Fiji’s new green gold

Stylish bamboo cabanas near an infinity pool at the Inter Continental Fiji Golf Resort and Spa. There are plans to develop the bamboo industry in Fiji and promote its use in building materials and handicraft. Picture: FILE

THE Pacific did more with bamboo in the past that what it is doing currently and at this time when the technologies have advanced dramatically and when almost every country of the tropics has realised the incredible potential of this giant grass.

These were the sentiments echoed by Conservator of Forests, Fiji representative Sanjana Lal in the Talanoa Session Report that was held in August.

“The Pacific Islands Development Forum (PIDF) secretary general Francois Martel called this plant the new green gold.

Considering the potential — currently the value of trade in bamboo is estimated at $US60 billion ($F127.2b) annually — and its versatility, I have to agree.

“This green gold has been staring us in the face for too long now and it is time to harness it,” Ms Lal said.

“We need to take this issue of bamboo propagation and utilisation seriously.
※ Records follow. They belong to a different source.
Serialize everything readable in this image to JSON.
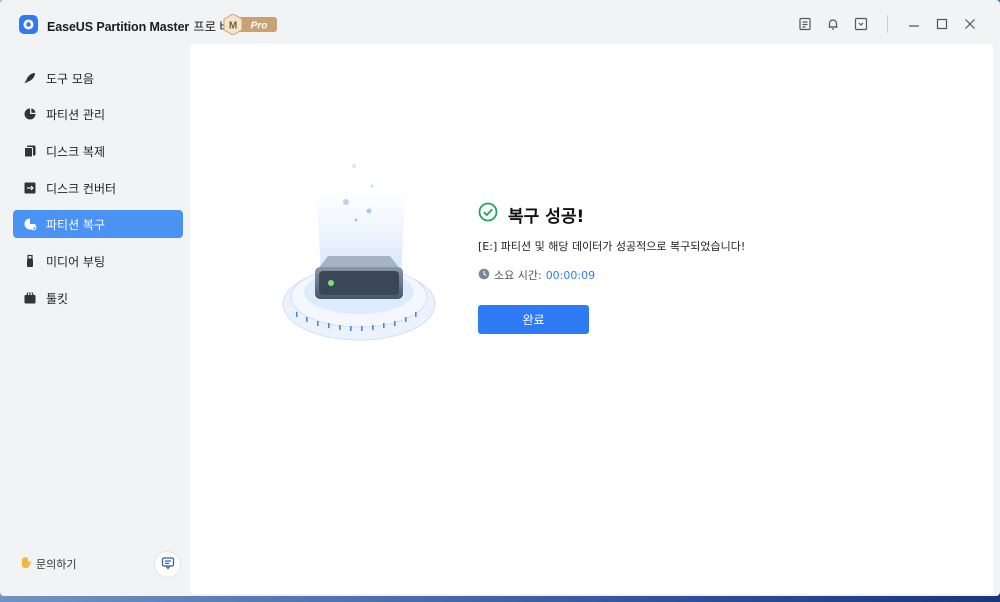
{
  "app": {
    "name": "EaseUS Partition Master",
    "edition": "프로 버전",
    "badge_letter": "M",
    "badge_text": "Pro"
  },
  "titlebar_icons": [
    "notes-icon",
    "bell-icon",
    "download-icon",
    "minimize-icon",
    "maximize-icon",
    "close-icon"
  ],
  "sidebar": {
    "items": [
      {
        "label": "도구 모음",
        "icon": "rocket-icon",
        "active": false
      },
      {
        "label": "파티션 관리",
        "icon": "pie-chart-icon",
        "active": false
      },
      {
        "label": "디스크 복제",
        "icon": "clone-icon",
        "active": false
      },
      {
        "label": "디스크 컨버터",
        "icon": "convert-icon",
        "active": false
      },
      {
        "label": "파티션 복구",
        "icon": "recovery-icon",
        "active": true
      },
      {
        "label": "미디어 부팅",
        "icon": "usb-icon",
        "active": false
      },
      {
        "label": "툴킷",
        "icon": "toolkit-icon",
        "active": false
      }
    ],
    "contact_label": "문의하기"
  },
  "result": {
    "title": "복구 성공!",
    "message": "[E:] 파티션 및 해당 데이터가 성공적으로 복구되었습니다!",
    "elapsed_label": "소요 시간:",
    "elapsed_value": "00:00:09",
    "done_label": "완료"
  },
  "colors": {
    "accent": "#2f7bf5",
    "active_nav": "#4a92f4",
    "success": "#22a35a"
  }
}
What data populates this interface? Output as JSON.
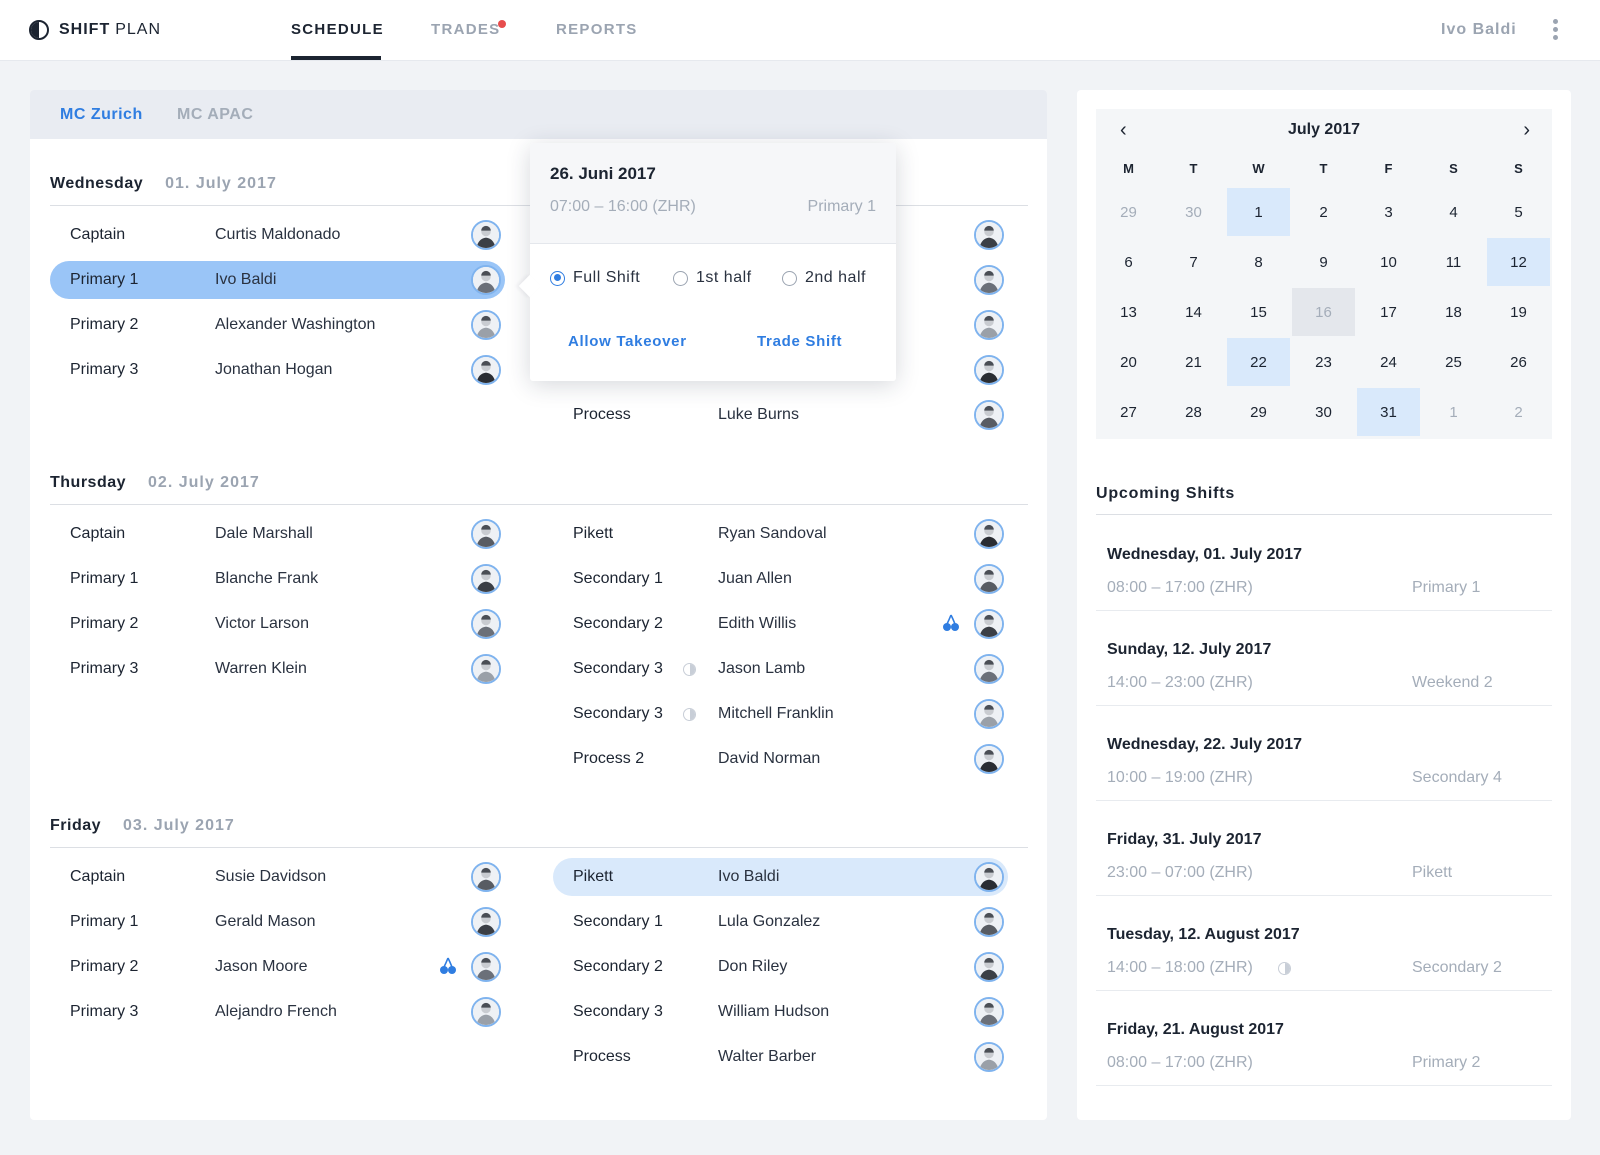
{
  "app": {
    "logo_bold": "SHIFT",
    "logo_light": "PLAN"
  },
  "nav": {
    "tabs": [
      "SCHEDULE",
      "TRADES",
      "REPORTS"
    ],
    "active": "SCHEDULE",
    "trades_has_notification": true
  },
  "user": {
    "name": "Ivo Baldi"
  },
  "locations": {
    "tabs": [
      "MC Zurich",
      "MC APAC"
    ],
    "active": "MC Zurich"
  },
  "days": [
    {
      "name": "Wednesday",
      "date": "01. July 2017",
      "left": [
        {
          "role": "Captain",
          "name": "Curtis Maldonado"
        },
        {
          "role": "Primary 1",
          "name": "Ivo Baldi",
          "highlight": true
        },
        {
          "role": "Primary 2",
          "name": "Alexander Washington"
        },
        {
          "role": "Primary 3",
          "name": "Jonathan Hogan"
        }
      ],
      "right_visible": [
        {
          "role": "Process",
          "name": "Luke Burns"
        }
      ]
    },
    {
      "name": "Thursday",
      "date": "02. July 2017",
      "left": [
        {
          "role": "Captain",
          "name": "Dale Marshall"
        },
        {
          "role": "Primary 1",
          "name": "Blanche Frank"
        },
        {
          "role": "Primary 2",
          "name": "Victor Larson"
        },
        {
          "role": "Primary 3",
          "name": "Warren Klein"
        }
      ],
      "right": [
        {
          "role": "Pikett",
          "name": "Ryan Sandoval"
        },
        {
          "role": "Secondary 1",
          "name": "Juan Allen"
        },
        {
          "role": "Secondary 2",
          "name": "Edith Willis",
          "icon": "cherry-icon"
        },
        {
          "role": "Secondary 3",
          "name": "Jason Lamb",
          "icon": "half-shift-icon"
        },
        {
          "role": "Secondary 3",
          "name": "Mitchell Franklin",
          "icon": "half-shift-icon"
        },
        {
          "role": "Process 2",
          "name": "David Norman"
        }
      ]
    },
    {
      "name": "Friday",
      "date": "03. July 2017",
      "left": [
        {
          "role": "Captain",
          "name": "Susie Davidson"
        },
        {
          "role": "Primary 1",
          "name": "Gerald Mason"
        },
        {
          "role": "Primary 2",
          "name": "Jason Moore",
          "icon": "cherry-icon"
        },
        {
          "role": "Primary 3",
          "name": "Alejandro French"
        }
      ],
      "right": [
        {
          "role": "Pikett",
          "name": "Ivo Baldi",
          "highlight": true
        },
        {
          "role": "Secondary 1",
          "name": "Lula Gonzalez"
        },
        {
          "role": "Secondary 2",
          "name": "Don Riley"
        },
        {
          "role": "Secondary 3",
          "name": "William Hudson"
        },
        {
          "role": "Process",
          "name": "Walter Barber"
        }
      ]
    }
  ],
  "popover": {
    "title": "26. Juni 2017",
    "time": "07:00 – 16:00 (ZHR)",
    "role": "Primary 1",
    "options": [
      "Full Shift",
      "1st half",
      "2nd half"
    ],
    "selected": "Full Shift",
    "actions": {
      "allow_takeover": "Allow Takeover",
      "trade_shift": "Trade Shift"
    }
  },
  "calendar": {
    "title": "July 2017",
    "prev_icon": "chevron-left-icon",
    "next_icon": "chevron-right-icon",
    "weekdays": [
      "M",
      "T",
      "W",
      "T",
      "F",
      "S",
      "S"
    ],
    "weeks": [
      [
        "29",
        "30",
        "1",
        "2",
        "3",
        "4",
        "5"
      ],
      [
        "6",
        "7",
        "8",
        "9",
        "10",
        "11",
        "12"
      ],
      [
        "13",
        "14",
        "15",
        "16",
        "17",
        "18",
        "19"
      ],
      [
        "20",
        "21",
        "22",
        "23",
        "24",
        "25",
        "26"
      ],
      [
        "27",
        "28",
        "29",
        "30",
        "31",
        "1",
        "2"
      ]
    ],
    "outside_month": [
      "0-0",
      "0-1",
      "4-5",
      "4-6"
    ],
    "shift_days": [
      "0-2",
      "1-6",
      "3-2",
      "4-4"
    ],
    "today": "2-3"
  },
  "upcoming": {
    "title": "Upcoming Shifts",
    "items": [
      {
        "date": "Wednesday, 01. July 2017",
        "time": "08:00 – 17:00 (ZHR)",
        "role": "Primary 1"
      },
      {
        "date": "Sunday, 12. July 2017",
        "time": "14:00 – 23:00 (ZHR)",
        "role": "Weekend 2"
      },
      {
        "date": "Wednesday, 22. July 2017",
        "time": "10:00 – 19:00 (ZHR)",
        "role": "Secondary 4"
      },
      {
        "date": "Friday, 31. July 2017",
        "time": "23:00 – 07:00 (ZHR)",
        "role": "Pikett"
      },
      {
        "date": "Tuesday, 12. August 2017",
        "time": "14:00 – 18:00 (ZHR)",
        "role": "Secondary 2",
        "icon": "half-shift-icon"
      },
      {
        "date": "Friday, 21. August 2017",
        "time": "08:00 – 17:00 (ZHR)",
        "role": "Primary 2"
      }
    ]
  },
  "colors": {
    "accent": "#2f7de1",
    "highlight": "#9ac5f7",
    "highlight_light": "#d9e9fb",
    "notification": "#e74d4d"
  }
}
“We cannot continue implementing ad hoc activities or some time-bound projects that come to an end after a few years and everything folds up with it.”

Ms Lal said the talanoa session was an opportunity to set the scene for bamboo development in Fiji and the Pacific Islands including innovations, products and services for community development and resilience.
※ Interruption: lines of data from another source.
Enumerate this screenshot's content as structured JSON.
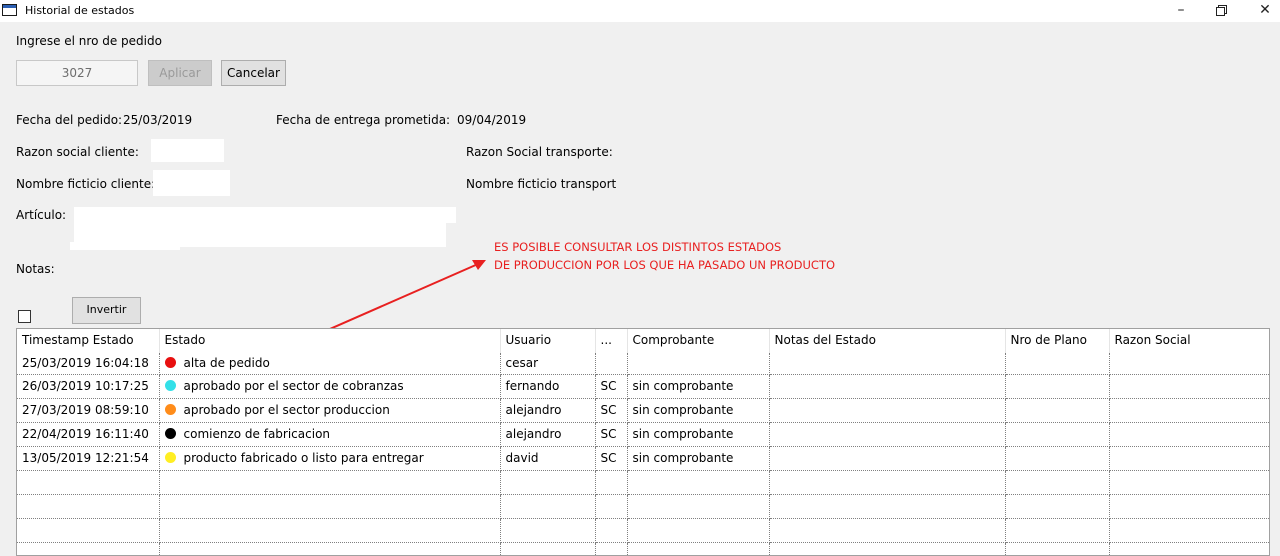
{
  "window": {
    "title": "Historial de estados"
  },
  "form": {
    "order_prompt": "Ingrese el nro de pedido",
    "order_value": "3027",
    "apply_label": "Aplicar",
    "cancel_label": "Cancelar",
    "fecha_pedido_label": "Fecha del pedido:",
    "fecha_pedido_value": "25/03/2019",
    "fecha_entrega_label": "Fecha de entrega prometida:",
    "fecha_entrega_value": "09/04/2019",
    "razon_social_cliente_label": "Razon social cliente:",
    "razon_social_transporte_label": "Razon Social transporte:",
    "nombre_ficticio_cliente_label": "Nombre ficticio cliente:",
    "nombre_ficticio_transport_label": "Nombre ficticio transport",
    "articulo_label": "Artículo:",
    "notas_label": "Notas:",
    "invertir_label": "Invertir"
  },
  "annotation": {
    "line1": "ES POSIBLE CONSULTAR LOS DISTINTOS ESTADOS",
    "line2": "DE PRODUCCION POR LOS QUE HA PASADO UN PRODUCTO",
    "color": "#e82020"
  },
  "grid": {
    "columns": [
      "Timestamp Estado",
      "Estado",
      "Usuario",
      "...",
      "Comprobante",
      "Notas del Estado",
      "Nro de Plano",
      "Razon Social"
    ],
    "rows": [
      {
        "timestamp": "25/03/2019 16:04:18",
        "color": "#e81010",
        "estado": "alta de pedido",
        "usuario": "cesar",
        "code": "",
        "comprobante": "",
        "notas": "",
        "plano": "",
        "razon": ""
      },
      {
        "timestamp": "26/03/2019 10:17:25",
        "color": "#33e0e8",
        "estado": "aprobado por el sector de cobranzas",
        "usuario": "fernando",
        "code": "SC",
        "comprobante": "sin comprobante",
        "notas": "",
        "plano": "",
        "razon": ""
      },
      {
        "timestamp": "27/03/2019 08:59:10",
        "color": "#ff8c1a",
        "estado": "aprobado por el sector produccion",
        "usuario": "alejandro",
        "code": "SC",
        "comprobante": "sin comprobante",
        "notas": "",
        "plano": "",
        "razon": ""
      },
      {
        "timestamp": "22/04/2019 16:11:40",
        "color": "#000000",
        "estado": "comienzo de fabricacion",
        "usuario": "alejandro",
        "code": "SC",
        "comprobante": "sin comprobante",
        "notas": "",
        "plano": "",
        "razon": ""
      },
      {
        "timestamp": "13/05/2019 12:21:54",
        "color": "#ffee22",
        "estado": "producto fabricado o listo para entregar",
        "usuario": "david",
        "code": "SC",
        "comprobante": "sin comprobante",
        "notas": "",
        "plano": "",
        "razon": ""
      }
    ]
  }
}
“This is not something new to us. We have tried to develop this resource but not rigorously pursued it.

“We have had some trainings and capacity building in the propagation and utilisation of bamboo but we need to seriously implement programs in the various sectors and take ownership towards completion.”

Bamboo industry’s early days

In providing a brief history, Ms Lal said bamboo development in the Fiji forest sector started with a project in Vunidawa, Naitasiri in the late 1970s with funding from the People’s Republic of China to explore the utilisation of the local bamboo species.
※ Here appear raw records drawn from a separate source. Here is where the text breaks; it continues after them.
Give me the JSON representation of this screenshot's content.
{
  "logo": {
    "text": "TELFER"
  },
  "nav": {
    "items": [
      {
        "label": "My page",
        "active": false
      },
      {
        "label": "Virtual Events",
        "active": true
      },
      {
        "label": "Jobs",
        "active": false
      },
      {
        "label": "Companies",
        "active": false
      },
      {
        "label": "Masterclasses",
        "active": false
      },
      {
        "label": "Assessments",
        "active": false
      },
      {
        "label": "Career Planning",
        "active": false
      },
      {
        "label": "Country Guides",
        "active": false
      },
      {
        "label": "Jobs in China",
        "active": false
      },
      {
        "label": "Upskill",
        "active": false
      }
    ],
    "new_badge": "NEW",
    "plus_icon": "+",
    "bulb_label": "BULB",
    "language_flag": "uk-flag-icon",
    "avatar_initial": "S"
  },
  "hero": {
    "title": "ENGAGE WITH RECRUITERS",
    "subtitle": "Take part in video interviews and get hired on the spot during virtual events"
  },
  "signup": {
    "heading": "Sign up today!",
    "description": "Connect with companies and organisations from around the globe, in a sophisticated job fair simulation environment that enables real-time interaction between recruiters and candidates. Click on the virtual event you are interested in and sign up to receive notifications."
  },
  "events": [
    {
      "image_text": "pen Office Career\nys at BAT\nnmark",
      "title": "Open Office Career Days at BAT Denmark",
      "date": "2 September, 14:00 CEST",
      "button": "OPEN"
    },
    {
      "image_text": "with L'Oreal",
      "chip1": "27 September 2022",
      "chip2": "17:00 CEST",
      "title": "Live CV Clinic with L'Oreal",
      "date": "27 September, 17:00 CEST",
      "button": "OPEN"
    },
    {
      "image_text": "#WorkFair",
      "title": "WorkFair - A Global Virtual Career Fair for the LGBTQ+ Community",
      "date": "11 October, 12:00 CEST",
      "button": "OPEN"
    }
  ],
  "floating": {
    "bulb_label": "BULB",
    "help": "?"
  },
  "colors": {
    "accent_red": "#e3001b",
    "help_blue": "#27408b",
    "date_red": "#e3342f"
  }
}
“The project however was not successful due to lack of appropriate technology, interest and financial support,” Ms Lal said.

“In spite of this the Bamboo Association was formed in 1998 to revive the bamboo industry and to encourage the use of bamboo in Fiji.”

The Ministry of Forests in 2000 brought 12 different bamboo cultivators from Australia for research experimental plantings and for product development research but again, interest dwindled over the years and did not attain what was anticipated.

“Even with numerous training locally and in China, the use of bamboo as an alternative material for building and handicrafts is quite low and insignificant,” she said.

Way forward

“We hope that with the recent signing of a memorandum of understanding (MOU) between the Ministry and State Forestry Administration of the People’s Republic of China, we will revive bamboo projects and this time around, have the success we have hoped for,” Ms Lal said.

Ms Lal said the development of a bamboo industry and the establishment of a bamboo centre in Fiji were in line with the mission of the Ministry of Forests and Fiji’s Development Plan.

“The government had already identified this plant’s potential to alleviate poverty in Fiji.

“At a side event during COP 23 in Bonn, Germany last November, government representatives and members from international organisations including Fiji shared the various uses of bamboo putting up a strong case for the imperative need for greater utilisation of bamboo and innovation to address some pressing challenges including climate change action and livelihoods support.”

Mr Martel, who was a panellist to this side event, championed the need for more island states in the Pacific to join International Bamboo and Rattan network (INBAR) and benefit from bamboo, emphasising it as an incredible resource in the Green Economy and how its versatility could offer
Pacific people sustainable solutions to their needs.